Art in Tanzania works with numerous health care facilities in Tanzania, varying from big hospitals to small community clinics. Medical volunteering or interning in Tanzania is an eye-opening and educational experience for both current and future medical professionals. One of our professional medical volunteers listed some useful tips for future volunteers based on her experiences:

Medical volunteer in Tanzania

  • The roles at hospitals are the same as in the Western world, but the resources are very different. High respect for the local medical staff and their good job despite the limited resources!
  • You will see and experience a lot of things which at home you could only read from books. You will be having a hard time seeing people die of simple diseases that in Western countries could be cured with just better nutrition and hygiene. It’s very educational to realize that you can only do a small fraction and not save the whole world.
  • You will be able to participate in the hospital’s/clinic’s daily life in many ways. Depending on your level of studies and profession, one day you’ll be assisting in a surgery and the next folding bandages with nurses.
  • Patient records are kept in paper files. Therefore there is no excess paperwork or endless sitting in front of computer screen, so there will be more time left for actual work with the patients.
  • The work days involve a lot of waiting and long lunch breaks that can sometimes feel frustrating and inefficient, but that’s the way things are done here and it’s just something you will have to get used to.
  • Thoughts about a Westerner coming here to tell how things should be done should be thrown in the dustbin. The work is done together, learning from each other. What works in Western countries doesn’t necessarily work here. The most important thing is to abandon your prejudices and “everything’s better at home”-attitude and try to be open-minded towards the new culture!
  • Before your trip it’s good to determine your motives and goals, as that way it’s easier to help and learn.Medical volunteer at Mbweni hospital
  • Keep your eyes open, make observations and ask lots of questions.
  • After all, health care is always about people and their wellbeing. As a health care professional you donate the patients part of your time, knowledge and skills regardless to where in the world you are.

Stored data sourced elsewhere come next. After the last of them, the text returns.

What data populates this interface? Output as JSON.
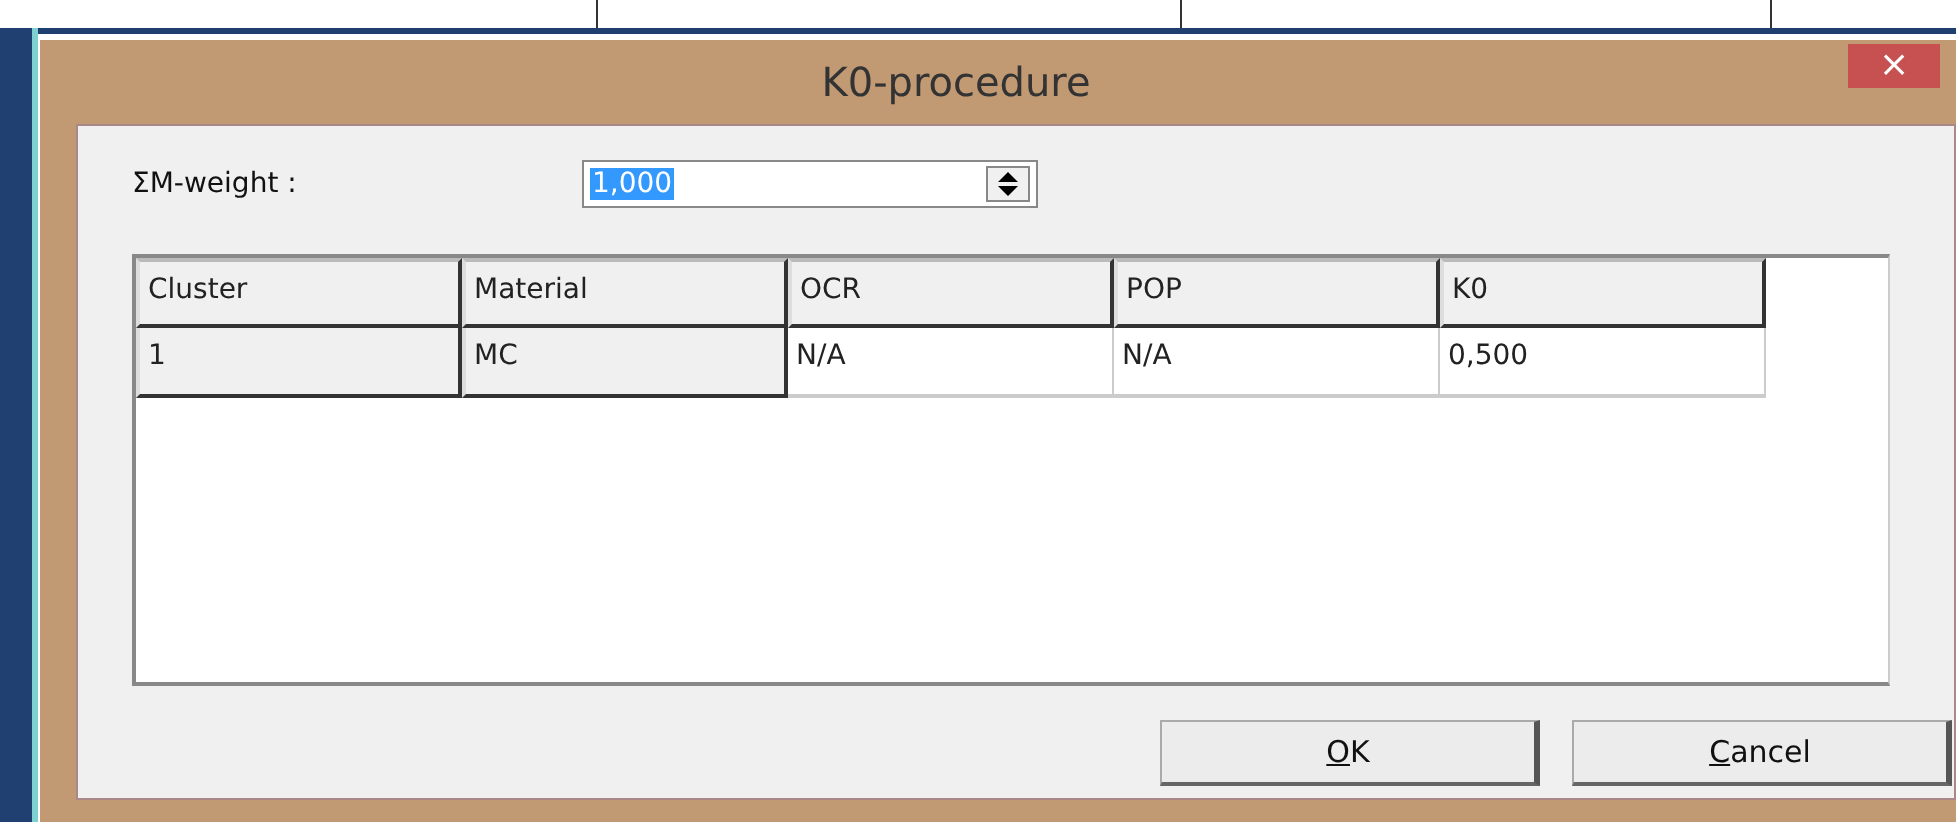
{
  "window": {
    "title": "K0-procedure",
    "close": "×"
  },
  "weight": {
    "label": "ΣM-weight :",
    "value": "1,000",
    "text_selected": true
  },
  "table": {
    "columns": [
      {
        "label": "Cluster",
        "fixed": true
      },
      {
        "label": "Material",
        "fixed": true
      },
      {
        "label": "OCR",
        "fixed": false
      },
      {
        "label": "POP",
        "fixed": false
      },
      {
        "label": "K0",
        "fixed": false
      }
    ],
    "rows": [
      [
        "1",
        "MC",
        "N/A",
        "N/A",
        "0,500"
      ]
    ]
  },
  "buttons": [
    {
      "label": "OK",
      "mnemonic_underlined": true
    },
    {
      "label": "Cancel",
      "mnemonic_underlined": true
    }
  ]
}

Despite the limited resources there’s always something you can do -listen, learn and support!
  • It’s a good idea to study the basics of the local language beforehand, and you will learn more in the work.
  • If you wish to get involved in making diagnosis and treatment decisions, it’s a good idea to do research on at least the most common diseases; malaria, diarrhea etc., and also on tropical diseases in general.
  • Bring your own scrubs to wear, and if possible, bring with you disposable gloves, facemasks or other healthcare equipment to donate.